I realized something this morning. I have this weight tied to my leg. That weight is composed of rejection, fibromyalgia, child support, hostile divorce, missing my kids, anxiety, transgender, chronic fatigue, and more. Lots of people have weights tied to them, so it’s not like I’m the only one with struggle. But I’ve had this weight since I was a child. I had recurring dreams when I was a child of trying to run but being unable because I was chained to something.
After my divorce in 2011, and my subsequent persecution by the state of California in regards to my inability to see my children, I became convinced that I would not be able to pull this weight anymore to get to the food and shelter that I needed to survive.

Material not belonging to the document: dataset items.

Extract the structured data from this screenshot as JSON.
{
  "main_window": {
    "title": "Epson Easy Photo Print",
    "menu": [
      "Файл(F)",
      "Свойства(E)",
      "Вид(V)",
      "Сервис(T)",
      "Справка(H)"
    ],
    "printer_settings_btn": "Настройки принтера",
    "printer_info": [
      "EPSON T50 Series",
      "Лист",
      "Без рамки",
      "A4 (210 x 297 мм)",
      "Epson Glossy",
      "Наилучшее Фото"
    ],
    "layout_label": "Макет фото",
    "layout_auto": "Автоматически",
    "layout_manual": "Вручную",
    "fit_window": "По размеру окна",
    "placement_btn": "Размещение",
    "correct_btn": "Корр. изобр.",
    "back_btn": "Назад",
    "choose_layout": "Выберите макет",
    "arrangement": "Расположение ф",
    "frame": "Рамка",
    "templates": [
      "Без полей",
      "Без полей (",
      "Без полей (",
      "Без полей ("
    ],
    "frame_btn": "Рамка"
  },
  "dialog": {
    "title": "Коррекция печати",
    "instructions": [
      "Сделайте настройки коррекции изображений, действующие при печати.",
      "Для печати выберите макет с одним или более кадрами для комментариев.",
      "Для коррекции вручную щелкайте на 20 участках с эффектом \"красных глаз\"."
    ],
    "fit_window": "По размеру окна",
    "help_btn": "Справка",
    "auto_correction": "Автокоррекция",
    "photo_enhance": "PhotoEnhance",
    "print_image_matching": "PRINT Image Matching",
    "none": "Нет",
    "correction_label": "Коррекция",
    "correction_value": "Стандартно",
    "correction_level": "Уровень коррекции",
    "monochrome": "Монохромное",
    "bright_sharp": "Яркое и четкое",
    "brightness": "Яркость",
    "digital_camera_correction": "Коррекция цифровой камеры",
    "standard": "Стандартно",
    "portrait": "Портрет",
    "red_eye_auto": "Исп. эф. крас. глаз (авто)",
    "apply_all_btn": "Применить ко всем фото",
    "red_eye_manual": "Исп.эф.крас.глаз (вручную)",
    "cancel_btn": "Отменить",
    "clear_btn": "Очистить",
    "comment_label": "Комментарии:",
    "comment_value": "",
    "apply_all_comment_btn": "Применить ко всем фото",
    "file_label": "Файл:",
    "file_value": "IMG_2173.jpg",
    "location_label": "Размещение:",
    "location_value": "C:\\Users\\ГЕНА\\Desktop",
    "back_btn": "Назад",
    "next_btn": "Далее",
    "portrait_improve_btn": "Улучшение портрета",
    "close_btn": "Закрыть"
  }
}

I spiraled into a period of self-destruction, suicidality, and hospitalization.
But then in 2016, after my last suicide attempt, I had a revelation. it’s very complicated to explain the details of this revelation but suffice to say I decided that I was going to do whatever it took to make myself strong enough to pull this weight where I needed to go.
I had to develop this strength inside of myself which I call faith or trust in myself. It’s been a very complicated procedure and journey to build this strength in myself, but I believe I’ve been successful. Now I can somehow pull the weight that is chained to my leg to get to the food and shelter that I need to sustain myself.
But having to go to Herculean levels of commitment and engagement with life has alienated me from many of my peers. At times I’m very resentful of people who don’t have to drag their weight around because food is always next to their weight. They have privilege to not pull their weight around, food and shelter are brought to them. This is an extreme metaphor but you get the idea.
I feel like if I even slow down my commitment to that strength inside of me I will become swallowed by the darkness. So often I have to balance my commitment to my own strength with my desire to be a social animal and communicate with people I like. But sometimes nobody understands what it’s like to be a person like me. So it feels like a complicated game of chess always having to consider multiple angles at once just to break even.
We all have weights tied to us. That is what the cross represents in Christianity for example; it is the weight of reality that we have to carry in this life. This concept is ever present throughout history and societies. But some people have privilege and this allows them to not have to pull that weight or carry that cross. And honestly if I didn’t have to carry my cross or pull my weight, I might just sit and enjoy myself and not whip myself to keep going.
But for now I have this massive weight that I have to pull in order to get paid and eat and have shelter. It makes me kind of weird and different from my peers. It makes it so I have to just be by myself if I can’t find someone who isn’t dragging me down. I have to be selective about the people I socialize with or I can lose my strength. It’s frustrating but it’s just my reality, and I’ve come to really feel proud of how strong I am now, so it’s okay.
May you have the strength to pull your weight when you need to go where you need to go. May you find guidance within on how to find that strength. Love and peace and strength to you all.